The Reserve Bank of India's (RBI’s) surprise CRR (cash reserve ratio) cut is enough a reason to bring cheers to the market on Monday morning. However, going ahead, it seems unlikely the up move will be sustainable during the week. RBI, in a surprise move, on Friday, lowered the CRR by 75 basis points, days ahead of its monetary policy review on March 15.
This week, the Sensex touched a high of 17,692, and then slipped to a low of 17,008. The index eventually ended with a loss of 134 points at 17,503.
Among the index stocks, Hindalco slumped nine per cent to Rs 135. Sterlite, BHEL, Gail India, Reliance and Tata Power were the other major losers, down five-eight per cent each. Tata Motors, however, rallied nearly 4.5 per cent to Rs 279. ITC, HDFC, ICICI Bank, Coal India and Maruti were the other notable gainers.
With RBI event more or less out of the way, the market focus will be on the Union Budget on March 16. Hence, expect higher volatility towards the end of the week.
According to the Fibonacci chart, the Sensex has given a weak signal - both on the monthly and quarterly charts. Acco-rdingly, the Sensex is likely to face stiff resistance around 18,075 and 18,300. On the downside, the index could test 16,500 this month.
Next week, a gap-up opening seems very much likely. The Sensex may clear its first hurdle around 17,765. The next hurdle for the index is around 17,925. Longer the index stays above it, better it would be for the markets. On the downside, the index could test 17,240-17,080.
The NSE Nifty moved in a range of 200 points - the index touched a high of 5,382, and a low of 5,171. The index finally ended with a marginal loss of 26 points at 5,334.

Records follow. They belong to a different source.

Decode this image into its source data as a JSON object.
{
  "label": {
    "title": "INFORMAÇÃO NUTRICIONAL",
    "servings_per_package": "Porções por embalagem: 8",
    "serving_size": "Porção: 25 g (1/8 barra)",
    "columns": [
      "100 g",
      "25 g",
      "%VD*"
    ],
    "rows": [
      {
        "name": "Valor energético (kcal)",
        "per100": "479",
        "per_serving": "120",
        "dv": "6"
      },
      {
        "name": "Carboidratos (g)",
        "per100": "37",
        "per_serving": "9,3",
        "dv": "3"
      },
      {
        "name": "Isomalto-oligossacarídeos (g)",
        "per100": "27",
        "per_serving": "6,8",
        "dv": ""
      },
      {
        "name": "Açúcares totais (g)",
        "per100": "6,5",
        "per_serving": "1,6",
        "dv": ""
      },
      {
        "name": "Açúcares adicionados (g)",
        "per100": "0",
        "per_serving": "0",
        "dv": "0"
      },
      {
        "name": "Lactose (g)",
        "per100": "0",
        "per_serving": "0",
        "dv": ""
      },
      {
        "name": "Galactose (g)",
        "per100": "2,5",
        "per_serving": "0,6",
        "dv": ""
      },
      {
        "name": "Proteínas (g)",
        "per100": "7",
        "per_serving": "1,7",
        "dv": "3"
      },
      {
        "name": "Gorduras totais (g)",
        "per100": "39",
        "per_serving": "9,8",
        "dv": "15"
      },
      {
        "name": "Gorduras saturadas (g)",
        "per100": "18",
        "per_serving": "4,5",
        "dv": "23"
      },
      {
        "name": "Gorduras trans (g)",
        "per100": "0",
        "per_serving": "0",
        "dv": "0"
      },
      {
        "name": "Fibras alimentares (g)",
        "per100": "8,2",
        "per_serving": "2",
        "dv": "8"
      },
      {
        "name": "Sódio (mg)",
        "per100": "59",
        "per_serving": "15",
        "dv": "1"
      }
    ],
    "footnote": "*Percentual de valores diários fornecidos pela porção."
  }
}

The Nifty corrected 38.2 per cent of the previous rally (from 4,531 to 5,629) at 5,171, before bouncing back a wee bit. On the upside, the index is now likely to face resistance around 5,450. Consistent trade above 5,450 could pave the way for the index to re-test its recent high of 5,630.
However, a failure to sustain above 5,450 could mean a fresh correction to 50 per cent re-tracement levels, which indicates a target of 5,050-odd levels.
The momentum oscillators, both on the daily and the weekly charts, indicate consolidation. The key levels to watch out for could be 5,450 on the upside and 5,200 on the downside.